After an arduous journey filled with delays and empty promises, the Tesla Semi has finally entered production. At the time, little was known about Musk's latest product, save for the fact that the first examples will head to PepsiCo on December 1. The beverage corporation is just one of several blue chip customers that have placed orders for the Semi.
But at the company's third-quarter earnings call, Elon Musk unveiled some interesting tidbits about the Semi. Most importantly, Tesla aims to increase Semi production and has shared a goal for 2024. "We will be ramping up Semi production through next year...we're tentatively aiming for 50,000 units in 2024 in North America," said Musk.
The outspoken CEO was reticent to give an exact figure for the Semi, but said it costs "a lot more than a passenger vehicle...a few heavy trucks of this nature would be worth several Model Ys," he added. While 50,000 doesn't sound like that big of a number, it's very impressive when you consider the American semi-truck market.
According to Statista's latest figures, Peterbilt dominates the Class 8 truck market, and, in 2020, the company sold nearly 72,000 vehicles in America alone. In 2019, that figure was higher still, at just over 100,000 units. Given the immense interest in the Tesla Semi, Musk is clearly confident his electric hauler can make a dent in this segment.
Frankly, we'd be surprised if it doesn't. The Semi may be an entirely new way of hauling things and, yes, electric power does mean drivers would have to stop and charge. But, fleet managers will quickly forget about these drawbacks once they realize the savings to be had.
Tesla claims that in just three years, operators will save up to $200,000 in fuel bills. What's more, fewer moving parts means cheaper and less frequent maintenance. It's not like charging the big Tesla will be a pain, either. The company claims a range of up to 500 miles and says the Semi can get 70% of its range back with just a 30-minute charge.

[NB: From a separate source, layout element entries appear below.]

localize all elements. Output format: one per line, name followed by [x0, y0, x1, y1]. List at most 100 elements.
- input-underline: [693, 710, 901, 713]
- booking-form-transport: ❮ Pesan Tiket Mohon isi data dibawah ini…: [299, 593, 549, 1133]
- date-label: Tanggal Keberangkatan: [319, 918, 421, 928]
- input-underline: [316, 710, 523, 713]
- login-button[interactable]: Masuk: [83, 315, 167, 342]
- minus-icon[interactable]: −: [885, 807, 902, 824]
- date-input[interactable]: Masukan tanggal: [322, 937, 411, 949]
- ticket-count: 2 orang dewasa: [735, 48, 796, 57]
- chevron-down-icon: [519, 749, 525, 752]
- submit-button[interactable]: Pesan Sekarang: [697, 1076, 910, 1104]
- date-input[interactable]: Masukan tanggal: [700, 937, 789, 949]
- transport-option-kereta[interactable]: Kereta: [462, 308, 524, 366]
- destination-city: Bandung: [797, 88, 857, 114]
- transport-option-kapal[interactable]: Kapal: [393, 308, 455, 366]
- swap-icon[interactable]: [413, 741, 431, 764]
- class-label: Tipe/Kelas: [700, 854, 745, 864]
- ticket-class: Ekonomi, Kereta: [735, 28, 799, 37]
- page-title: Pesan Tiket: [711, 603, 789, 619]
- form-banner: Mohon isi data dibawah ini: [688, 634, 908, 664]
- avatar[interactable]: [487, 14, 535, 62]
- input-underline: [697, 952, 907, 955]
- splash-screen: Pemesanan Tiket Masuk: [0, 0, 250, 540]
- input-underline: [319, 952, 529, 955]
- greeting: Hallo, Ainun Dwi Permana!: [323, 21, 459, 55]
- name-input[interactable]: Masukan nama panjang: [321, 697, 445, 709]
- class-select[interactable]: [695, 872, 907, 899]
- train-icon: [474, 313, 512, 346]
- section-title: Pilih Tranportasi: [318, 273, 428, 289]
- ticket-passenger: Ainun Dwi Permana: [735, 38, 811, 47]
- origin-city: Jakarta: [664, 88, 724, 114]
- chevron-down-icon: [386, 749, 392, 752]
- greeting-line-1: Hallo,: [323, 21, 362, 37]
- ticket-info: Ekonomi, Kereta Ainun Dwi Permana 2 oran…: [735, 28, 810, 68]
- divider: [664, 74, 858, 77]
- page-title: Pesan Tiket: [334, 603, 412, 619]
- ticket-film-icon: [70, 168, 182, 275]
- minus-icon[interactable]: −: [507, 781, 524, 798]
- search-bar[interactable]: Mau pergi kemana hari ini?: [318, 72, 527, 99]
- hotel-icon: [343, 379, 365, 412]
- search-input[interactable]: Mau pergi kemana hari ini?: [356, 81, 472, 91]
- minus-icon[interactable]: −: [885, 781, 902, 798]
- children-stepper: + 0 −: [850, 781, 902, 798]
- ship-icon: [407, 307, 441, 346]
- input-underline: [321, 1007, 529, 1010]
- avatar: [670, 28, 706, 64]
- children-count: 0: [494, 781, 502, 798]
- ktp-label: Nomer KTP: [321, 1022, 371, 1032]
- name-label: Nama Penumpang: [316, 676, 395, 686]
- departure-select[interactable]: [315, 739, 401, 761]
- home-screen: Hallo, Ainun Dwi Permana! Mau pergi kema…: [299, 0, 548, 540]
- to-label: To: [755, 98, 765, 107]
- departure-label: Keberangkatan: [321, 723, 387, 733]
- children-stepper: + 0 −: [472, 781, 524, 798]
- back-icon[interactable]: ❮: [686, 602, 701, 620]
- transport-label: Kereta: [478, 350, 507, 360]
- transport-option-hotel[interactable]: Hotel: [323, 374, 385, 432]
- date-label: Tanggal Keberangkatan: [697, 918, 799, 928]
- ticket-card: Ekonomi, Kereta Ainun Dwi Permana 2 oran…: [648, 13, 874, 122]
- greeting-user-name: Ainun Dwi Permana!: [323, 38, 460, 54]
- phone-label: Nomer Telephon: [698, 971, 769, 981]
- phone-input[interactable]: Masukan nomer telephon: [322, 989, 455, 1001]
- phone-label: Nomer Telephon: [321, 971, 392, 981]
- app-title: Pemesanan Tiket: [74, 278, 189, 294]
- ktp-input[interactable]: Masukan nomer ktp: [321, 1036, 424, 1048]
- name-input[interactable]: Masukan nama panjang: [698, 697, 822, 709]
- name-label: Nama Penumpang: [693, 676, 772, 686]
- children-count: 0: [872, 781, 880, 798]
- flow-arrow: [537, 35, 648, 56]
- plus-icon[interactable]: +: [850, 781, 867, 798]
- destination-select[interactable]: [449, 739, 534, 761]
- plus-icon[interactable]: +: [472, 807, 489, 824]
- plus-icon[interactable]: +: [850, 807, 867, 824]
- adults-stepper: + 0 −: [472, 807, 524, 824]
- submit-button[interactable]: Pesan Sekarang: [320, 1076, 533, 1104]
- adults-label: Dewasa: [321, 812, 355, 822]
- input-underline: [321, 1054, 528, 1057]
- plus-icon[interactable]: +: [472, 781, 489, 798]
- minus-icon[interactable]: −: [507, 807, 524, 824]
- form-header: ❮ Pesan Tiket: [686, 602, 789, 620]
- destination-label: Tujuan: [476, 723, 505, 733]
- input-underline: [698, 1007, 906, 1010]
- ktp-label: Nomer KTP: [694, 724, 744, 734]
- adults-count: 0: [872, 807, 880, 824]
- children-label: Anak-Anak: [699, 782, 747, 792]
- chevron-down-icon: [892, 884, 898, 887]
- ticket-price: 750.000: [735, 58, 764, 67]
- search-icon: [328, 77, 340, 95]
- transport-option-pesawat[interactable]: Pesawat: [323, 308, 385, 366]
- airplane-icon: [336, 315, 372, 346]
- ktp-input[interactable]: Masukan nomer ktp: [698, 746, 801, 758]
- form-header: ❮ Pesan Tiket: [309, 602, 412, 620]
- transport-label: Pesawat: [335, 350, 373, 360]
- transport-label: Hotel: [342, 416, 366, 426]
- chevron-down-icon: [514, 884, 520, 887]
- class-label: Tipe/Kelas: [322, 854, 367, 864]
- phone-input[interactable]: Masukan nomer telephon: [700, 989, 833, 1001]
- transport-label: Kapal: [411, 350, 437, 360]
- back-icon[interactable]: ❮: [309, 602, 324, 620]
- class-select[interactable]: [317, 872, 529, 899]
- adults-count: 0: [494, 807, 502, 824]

Hopefully, the Semi has spurred the Tesla team to finish development work on the constantly delayed Cybertruck (which Musk made some bizarre promises about) and the long-awaited Roadster replacement. The automaker says the former will arrive as soon as next year, a whopping five years after it was first unveiled to the public.
In the meantime, expect to see the Semi hauling goods up and down America's interstates. It should be quite a sight to see, with that slippery body and futuristic design. Hopefully, they prove reliable - we've already spotted a broken-down pre-production model, which isn't exactly a good look for the new truck.